Basically, the trick helps us reduce the cost of trace estimation when we want to estimate the trace of a function of a matrix or when we are working with matrices that we do not want to for explicitly. Estimating log determinants is a common use case -- this paper uses Hutchison's trace estimator in their approach for approximating log determinants for example:
http://proceedings.mlr.press/v37/hana15.pdf
A: I have never heard of this trick before, and it does look strange ... since the trace is a sum of the $n$ diagonal terms, while the quadratic form needs a double sum over all the $n^2$ terms. So I guess the "trick" must be used only as one idea in combination with others, for some more involved problem than just a trace.

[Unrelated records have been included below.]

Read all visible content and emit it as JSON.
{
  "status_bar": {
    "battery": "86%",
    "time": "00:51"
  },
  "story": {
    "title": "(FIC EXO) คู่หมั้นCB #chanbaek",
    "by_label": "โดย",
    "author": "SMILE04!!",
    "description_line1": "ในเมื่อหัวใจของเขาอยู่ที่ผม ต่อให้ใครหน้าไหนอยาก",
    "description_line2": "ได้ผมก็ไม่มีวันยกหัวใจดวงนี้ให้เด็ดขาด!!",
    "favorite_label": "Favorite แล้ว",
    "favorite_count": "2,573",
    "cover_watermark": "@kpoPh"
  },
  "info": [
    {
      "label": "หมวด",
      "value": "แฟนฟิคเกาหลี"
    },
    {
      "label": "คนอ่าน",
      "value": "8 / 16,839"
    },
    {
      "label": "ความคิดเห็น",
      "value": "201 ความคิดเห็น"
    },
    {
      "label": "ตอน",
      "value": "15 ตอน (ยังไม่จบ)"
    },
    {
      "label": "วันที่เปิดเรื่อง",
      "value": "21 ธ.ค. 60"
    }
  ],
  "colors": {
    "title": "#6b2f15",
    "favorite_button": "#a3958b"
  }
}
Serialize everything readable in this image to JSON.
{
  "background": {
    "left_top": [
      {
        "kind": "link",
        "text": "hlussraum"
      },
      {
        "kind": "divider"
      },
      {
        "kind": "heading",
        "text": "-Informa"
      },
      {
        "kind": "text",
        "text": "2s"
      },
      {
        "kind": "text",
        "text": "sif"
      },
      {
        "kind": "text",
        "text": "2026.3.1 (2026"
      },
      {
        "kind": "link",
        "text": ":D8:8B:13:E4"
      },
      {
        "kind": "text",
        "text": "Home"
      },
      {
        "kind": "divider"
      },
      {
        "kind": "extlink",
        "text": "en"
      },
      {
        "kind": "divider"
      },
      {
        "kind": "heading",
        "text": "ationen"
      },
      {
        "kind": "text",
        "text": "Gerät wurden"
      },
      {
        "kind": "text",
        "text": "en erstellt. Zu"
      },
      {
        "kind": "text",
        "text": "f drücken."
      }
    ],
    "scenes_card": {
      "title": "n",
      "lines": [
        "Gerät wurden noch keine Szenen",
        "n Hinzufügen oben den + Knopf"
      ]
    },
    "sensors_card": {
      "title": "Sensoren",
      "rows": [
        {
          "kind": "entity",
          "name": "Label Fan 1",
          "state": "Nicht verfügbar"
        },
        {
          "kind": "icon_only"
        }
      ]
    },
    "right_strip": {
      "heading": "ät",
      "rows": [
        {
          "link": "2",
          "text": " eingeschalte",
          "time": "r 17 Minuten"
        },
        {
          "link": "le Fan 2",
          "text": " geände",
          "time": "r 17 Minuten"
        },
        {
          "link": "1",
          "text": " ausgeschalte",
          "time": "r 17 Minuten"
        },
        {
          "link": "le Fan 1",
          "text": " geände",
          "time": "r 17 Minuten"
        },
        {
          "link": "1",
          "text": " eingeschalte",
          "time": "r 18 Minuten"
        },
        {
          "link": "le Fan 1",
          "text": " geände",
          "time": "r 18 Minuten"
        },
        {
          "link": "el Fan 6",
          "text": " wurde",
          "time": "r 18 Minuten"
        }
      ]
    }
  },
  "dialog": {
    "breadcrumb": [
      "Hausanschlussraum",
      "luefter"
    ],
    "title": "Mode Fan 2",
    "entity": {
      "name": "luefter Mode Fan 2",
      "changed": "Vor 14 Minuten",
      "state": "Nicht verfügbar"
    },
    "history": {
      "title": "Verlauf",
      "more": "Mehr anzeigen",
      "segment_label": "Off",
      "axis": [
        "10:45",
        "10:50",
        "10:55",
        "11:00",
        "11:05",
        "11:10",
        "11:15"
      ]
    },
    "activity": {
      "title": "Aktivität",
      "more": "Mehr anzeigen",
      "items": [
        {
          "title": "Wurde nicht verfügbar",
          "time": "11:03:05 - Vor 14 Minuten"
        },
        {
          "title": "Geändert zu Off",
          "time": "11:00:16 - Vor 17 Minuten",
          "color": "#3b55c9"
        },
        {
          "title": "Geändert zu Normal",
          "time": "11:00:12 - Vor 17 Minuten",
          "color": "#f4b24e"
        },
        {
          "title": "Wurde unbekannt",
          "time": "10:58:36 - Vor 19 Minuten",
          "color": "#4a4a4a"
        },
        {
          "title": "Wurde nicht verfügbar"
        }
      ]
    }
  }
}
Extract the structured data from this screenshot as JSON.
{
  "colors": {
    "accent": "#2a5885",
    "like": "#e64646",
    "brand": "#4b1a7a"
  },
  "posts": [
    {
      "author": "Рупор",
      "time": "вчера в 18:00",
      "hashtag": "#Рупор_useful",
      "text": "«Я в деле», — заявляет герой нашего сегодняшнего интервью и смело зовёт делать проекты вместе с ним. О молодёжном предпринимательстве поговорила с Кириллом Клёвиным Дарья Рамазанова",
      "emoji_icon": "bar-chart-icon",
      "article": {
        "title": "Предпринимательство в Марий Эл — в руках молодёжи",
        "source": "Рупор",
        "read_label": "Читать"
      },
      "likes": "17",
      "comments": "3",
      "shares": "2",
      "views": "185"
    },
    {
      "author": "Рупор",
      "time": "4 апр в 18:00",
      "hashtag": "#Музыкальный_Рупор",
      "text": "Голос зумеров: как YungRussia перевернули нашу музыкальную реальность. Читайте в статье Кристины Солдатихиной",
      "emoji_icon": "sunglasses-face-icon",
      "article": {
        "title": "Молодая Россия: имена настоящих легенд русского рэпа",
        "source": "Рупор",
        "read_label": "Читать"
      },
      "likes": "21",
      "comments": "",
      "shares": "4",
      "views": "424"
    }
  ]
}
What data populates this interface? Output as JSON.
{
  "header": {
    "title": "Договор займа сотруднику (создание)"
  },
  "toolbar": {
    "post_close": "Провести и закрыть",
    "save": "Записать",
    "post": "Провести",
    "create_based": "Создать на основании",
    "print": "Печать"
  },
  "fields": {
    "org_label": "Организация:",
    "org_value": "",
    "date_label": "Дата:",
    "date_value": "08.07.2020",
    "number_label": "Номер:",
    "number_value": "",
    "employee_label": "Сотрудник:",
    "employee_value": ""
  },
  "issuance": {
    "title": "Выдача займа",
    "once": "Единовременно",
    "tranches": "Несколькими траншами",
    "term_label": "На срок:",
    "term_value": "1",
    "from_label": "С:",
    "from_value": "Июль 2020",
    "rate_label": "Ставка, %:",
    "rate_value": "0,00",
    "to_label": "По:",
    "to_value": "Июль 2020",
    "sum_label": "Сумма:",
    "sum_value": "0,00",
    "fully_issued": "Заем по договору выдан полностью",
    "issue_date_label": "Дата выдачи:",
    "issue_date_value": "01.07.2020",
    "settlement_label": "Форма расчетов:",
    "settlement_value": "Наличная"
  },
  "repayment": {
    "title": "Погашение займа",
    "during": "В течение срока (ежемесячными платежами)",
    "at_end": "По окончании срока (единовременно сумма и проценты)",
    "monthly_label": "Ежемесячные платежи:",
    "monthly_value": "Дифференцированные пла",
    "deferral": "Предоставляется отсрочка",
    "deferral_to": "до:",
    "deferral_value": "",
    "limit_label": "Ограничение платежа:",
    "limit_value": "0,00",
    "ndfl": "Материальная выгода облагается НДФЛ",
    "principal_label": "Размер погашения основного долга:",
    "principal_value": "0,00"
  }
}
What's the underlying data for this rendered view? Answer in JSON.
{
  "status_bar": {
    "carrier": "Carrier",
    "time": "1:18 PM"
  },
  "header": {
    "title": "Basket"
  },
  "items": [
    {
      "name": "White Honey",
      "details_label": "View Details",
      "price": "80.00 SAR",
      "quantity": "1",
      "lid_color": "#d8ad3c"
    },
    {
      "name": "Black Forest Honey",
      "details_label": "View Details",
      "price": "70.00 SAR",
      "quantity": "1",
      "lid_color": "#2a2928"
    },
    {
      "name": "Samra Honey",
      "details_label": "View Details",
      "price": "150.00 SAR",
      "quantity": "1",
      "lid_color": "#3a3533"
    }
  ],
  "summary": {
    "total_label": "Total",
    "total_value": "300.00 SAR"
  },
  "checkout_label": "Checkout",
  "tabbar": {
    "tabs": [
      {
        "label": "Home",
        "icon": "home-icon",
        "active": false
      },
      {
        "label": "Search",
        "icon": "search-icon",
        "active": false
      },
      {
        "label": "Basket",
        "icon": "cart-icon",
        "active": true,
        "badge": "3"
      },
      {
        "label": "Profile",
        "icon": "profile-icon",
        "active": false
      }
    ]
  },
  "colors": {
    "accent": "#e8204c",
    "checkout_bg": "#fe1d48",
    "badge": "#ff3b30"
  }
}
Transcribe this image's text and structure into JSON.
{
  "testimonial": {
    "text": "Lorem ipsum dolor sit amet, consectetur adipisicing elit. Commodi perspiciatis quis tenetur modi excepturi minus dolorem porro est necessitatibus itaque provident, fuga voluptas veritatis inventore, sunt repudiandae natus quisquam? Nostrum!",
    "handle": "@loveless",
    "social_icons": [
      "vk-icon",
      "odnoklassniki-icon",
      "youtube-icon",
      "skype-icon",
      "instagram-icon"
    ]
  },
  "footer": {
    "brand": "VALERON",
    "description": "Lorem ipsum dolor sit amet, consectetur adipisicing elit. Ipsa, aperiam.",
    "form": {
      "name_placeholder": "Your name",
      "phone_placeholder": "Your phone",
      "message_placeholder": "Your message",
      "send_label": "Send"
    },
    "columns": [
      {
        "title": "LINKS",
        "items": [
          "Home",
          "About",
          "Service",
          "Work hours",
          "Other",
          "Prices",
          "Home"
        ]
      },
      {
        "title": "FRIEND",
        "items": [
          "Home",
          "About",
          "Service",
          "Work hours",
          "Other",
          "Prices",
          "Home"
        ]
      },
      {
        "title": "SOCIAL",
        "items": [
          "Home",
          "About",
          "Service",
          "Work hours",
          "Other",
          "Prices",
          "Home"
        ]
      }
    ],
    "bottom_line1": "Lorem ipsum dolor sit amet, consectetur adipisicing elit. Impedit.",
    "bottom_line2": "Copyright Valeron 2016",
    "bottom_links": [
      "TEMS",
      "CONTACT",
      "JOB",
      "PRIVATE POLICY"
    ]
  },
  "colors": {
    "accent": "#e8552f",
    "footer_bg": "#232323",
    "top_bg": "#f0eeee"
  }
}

And indeed, in your own linked reference such examples are given, so just start top read those examples with attention. But I do not find the example in that link very well written, so better to go to the reference they give Randomized algorithms for matrices and data, but that paper does not mention the trick! Search gives a lot of relevant papers, and RANDOMIZED ALGORITHMS FOR ESTIMATING THE TRACE OF AN
IMPLICIT SYMMETRIC POSITIVE SEMI-DEFINITE MATRIX says, in its abstract that

these algorithms are useful in applications in which there is no explicit representation of $A$ but rather an efficient method to compute $z^T Az$ given $z$.

So this trick is not useful in isolation, but as a building block for randomized algorithms.
A: It depends a lot on what accuracy you need as well as the form of the matrix.  In the application I had, there was a matrix $A=GP$ that was the product of a large (say $N\times M$) sparse matrix $G$ of genotypes and a projection matrix $P$ on to the residual space of a linear regression. This means $A$ wasn't itself sparse, but computing matrix-vector products $Ax$ or $A^TAx$ was still fast.
I needed the trace of $B=A^TA$ and $B^TB$ as part of an approximation to the distribution of a quadratic form, and they didn't need to be all that accurate. The trace of $B$ can be computed directly in $MN$ operations, but $tr(B^TB)$ requires explicitly computing all of $B$, taking $M^2N$ (assuming $M<N$, with both in the thousands).  Hutchinson's trace estimator with sample size $k$ could be computed in the time needed for $2k$ matrix multiplications by $A$ (small compared to $MNk$). The error in the estimator was $O_p(k^{-1/2})$, but that was ok (with $k\sim 500$)
The rest of the approximation involved the first few (~100)leading eigenvalues of $B$ and stochastic SVD gives an algorithm whose time is dominated by doing ~100 matrix-vector multiplications by $B$, so it was desirable for the trace part of the whole computation not to be hugely slower than this.